How come Federal Road Safety Corps (FRSC) is not accused of being physical and leading drivers to accidents, as VIOs do?
Those are part of lies told against VIOs. I don’t want to go into the comparison with FRSC. I was with the FRSC for 18 years; so you cannot conclude. Let us not just go there. The truth is hoodlums have invaded the FCT using the commercial transport sector as a window. The other day, a mobile court, with a sitting magistrate in Dei Dei was attacked by hoodlums. The impunity in the nation’s capital is getting out of hand.
One day at Area 1, our bus was almost burnt by an irate crowd. A woman contravened. She was allowed to drive by herself with our vehile leading her to our office. While driving, she tried to make calls and soon drove into the gutter. The crowd did not want to know what happened. It took the policemen from Wuye Police station to save our men and the bus.
I am sure you also heard the malicious rumour that our men struggled with a driver until an accident happened, and a woman and her child died. Nothing can be far from the truth. I listened to the story on radio and only to discover that it involved a sister agency.
Given the picture of hostility against your men which you have painted, what is the way out?
We are reviewing our operations in the city. We are also reducing the size of our men on the roads. With all kinds of traffic task forces on the roads, we are also trying to properly identify our personnel. We also monitor more closely what our operatives are doing on the roads. We are introducing a back-up surveillance team to monitor the roads.
In this monitoring exercise, we seek the cooperation of the public. Anyone noticing anything unbecoming between our staff and drivers should alert us immediately. The surveillance will be a rapid response team and shall respond immediately.
We are carrying out public enlightenment exercises where we talk to drivers one-on-one on the need to be lawful, and obey traffic rules. We educate them on how to respond when accosted by any traffic officer. The public must know where one’s right stops and the other’s begin. The public must know the dangers in patronising unmarked cabs, and what to do when a driver is breaking the law with his driving, packing, and picking or dropping off passengers.

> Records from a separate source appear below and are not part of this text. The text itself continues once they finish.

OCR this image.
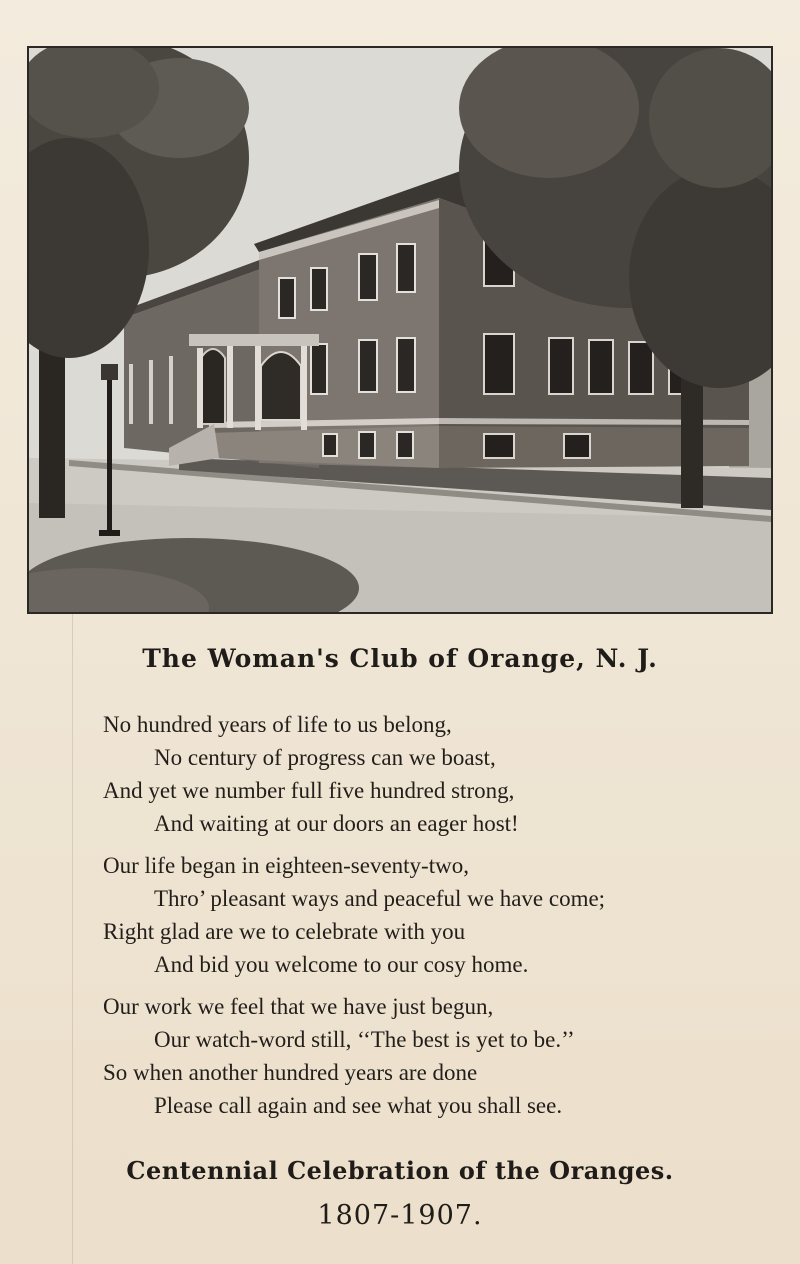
The Woman's Club of Orange, N. J.
No hundred years of life to us belong,
No century of progress can we boast,
And yet we number full five hundred strong,
And waiting at our doors an eager host!
Our life began in eighteen-seventy-two,
Thro’ pleasant ways and peaceful we have come;
Right glad are we to celebrate with you
And bid you welcome to our cosy home.
Our work we feel that we have just begun,
Our watch-word still, ‘‘The best is yet to be.’’
So when another hundred years are done
Please call again and see what you shall see.
Centennial Celebration of the Oranges.
1807-1907.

We have held several meetings with the executives of the various transport unions, and even the office of the permanent secretary of the FCT, and it was identified that the culprits of the demonstrations are mainly unpainted cab drivers who were joined by some disgruntled taxi drivers. They totally dissociated themselves from the crisis and pledged to continue to support our operations in the FCT.
We have agreed together on the need to increase the number of times we will all be meeting and reviewing events in the sector.
It seems you are respecting the threat from drivers; your men are not yet back to the roads?
We never left the roads. Who said we are afraid of them? We are reviewing our operations, with the view to strengthening our services. It was only for two days when the demonstration held. And you would notice that all kinds of motorists appeared on the roads. You saw even long distance buses coming from the South East, South South, North East and South West abandoning their garages to participate in local transport in the city. All kinds of cabs and even the keke people flooded the city. That would tell you what we are dealing with.
The FCT Directorate of Road Traffic Services has a mandate and a job to do. We cannot allow anarchy to rule Abuja roads.